As US President Donald Trump has signed the controversial Hong Kong bill, China on November 28 has warned of taking "firm countermeasures" against the United States. On November 27, Trump reportedly signed the bill after it received almost unanimous US congressional support. The US President in a statement said that he hoped that the Chinese Government will resolve their differences with the people of Hong Kong referring to Chinese President Xi Jinping, leaders, and representatives. Trump signalled that he didn’t want the broader relationship with China to veer off track. He also expressed concerns with unspecified portions of the new law, saying they risked interfering with his constitutional authority to carry out American foreign policy. The move has sparked dissent amongst the Beijing administration who termed it an "an act of undisguised hegemony".
The Chinese Foreign Ministry in a statement said that the nature of Trump's action is extremely abominable, and harbors absolutely sinister intentions, without specifying what measures Beijing might take. The ministry further added that it also seriously violates international law and the basic norms of international relations. They also accused the US of supporting the "endangerment of social order by violent criminals" and seeking to destroy the stability of Hong Kong. They warned the US not to obstinately go its own way, otherwise, China will take firm countermeasures, and the US side must bear all the ensuing consequences.
Since Trump has signed the Hong Kong Human Rights and Democracy Act, he will have to annually review the city's favorable trade status under American law. It could also be revoked if the semi-autonomous territory's freedoms are quashed. Earlier, the US Congress had also passed legislation banning sales of tear gas, rubber bullets and other equipment used by Hong Kong security forces in putting down the protests. The move threatens to complicate trade talks with Beijing just as the two nations get close to signing a phase one deal.
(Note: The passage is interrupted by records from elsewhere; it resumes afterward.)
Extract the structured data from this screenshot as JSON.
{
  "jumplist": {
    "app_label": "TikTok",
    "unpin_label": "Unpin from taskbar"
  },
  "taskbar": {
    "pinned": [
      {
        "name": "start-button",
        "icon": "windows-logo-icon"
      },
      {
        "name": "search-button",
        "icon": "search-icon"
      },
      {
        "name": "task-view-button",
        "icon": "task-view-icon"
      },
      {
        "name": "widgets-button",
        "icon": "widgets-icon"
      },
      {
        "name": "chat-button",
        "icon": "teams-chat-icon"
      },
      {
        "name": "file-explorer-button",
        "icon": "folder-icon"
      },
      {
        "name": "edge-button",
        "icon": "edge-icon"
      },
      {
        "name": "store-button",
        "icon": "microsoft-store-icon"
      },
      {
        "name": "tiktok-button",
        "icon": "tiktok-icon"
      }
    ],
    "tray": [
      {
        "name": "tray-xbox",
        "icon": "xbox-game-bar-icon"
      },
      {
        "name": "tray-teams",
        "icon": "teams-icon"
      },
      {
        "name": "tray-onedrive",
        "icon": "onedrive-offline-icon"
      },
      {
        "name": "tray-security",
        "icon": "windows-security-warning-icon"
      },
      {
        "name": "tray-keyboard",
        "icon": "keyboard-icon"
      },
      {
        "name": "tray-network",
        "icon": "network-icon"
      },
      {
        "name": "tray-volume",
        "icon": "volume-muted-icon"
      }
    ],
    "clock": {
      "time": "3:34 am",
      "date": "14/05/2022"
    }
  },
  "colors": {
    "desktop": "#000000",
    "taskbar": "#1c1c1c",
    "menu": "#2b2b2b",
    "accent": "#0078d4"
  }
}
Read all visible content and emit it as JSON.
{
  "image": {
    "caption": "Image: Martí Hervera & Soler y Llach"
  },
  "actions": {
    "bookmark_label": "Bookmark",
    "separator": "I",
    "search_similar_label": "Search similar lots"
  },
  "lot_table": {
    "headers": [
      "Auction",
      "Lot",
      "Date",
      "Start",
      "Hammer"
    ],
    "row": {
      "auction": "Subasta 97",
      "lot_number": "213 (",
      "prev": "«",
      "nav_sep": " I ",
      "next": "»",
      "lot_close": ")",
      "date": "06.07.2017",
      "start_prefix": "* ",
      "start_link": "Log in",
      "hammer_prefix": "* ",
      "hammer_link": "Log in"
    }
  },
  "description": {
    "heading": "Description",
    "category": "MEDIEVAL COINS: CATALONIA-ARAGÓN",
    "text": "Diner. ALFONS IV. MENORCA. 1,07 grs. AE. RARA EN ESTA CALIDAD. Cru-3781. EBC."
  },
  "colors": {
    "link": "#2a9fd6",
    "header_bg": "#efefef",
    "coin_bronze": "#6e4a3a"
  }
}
Both the Asian US and Asian stocks slid after Trump signed the bill with the yen nudging higher and the yuan lower. Though declines were still modest at the open, Hong Kong shares were among the worst performers. On Tuesday, Trump had said that the two sides were in the “final throes” of a deal that would start to unwind tariffs on about $500 billion in products traded between them. Likewise, the Chinese Government also hoped to deescalate tensions.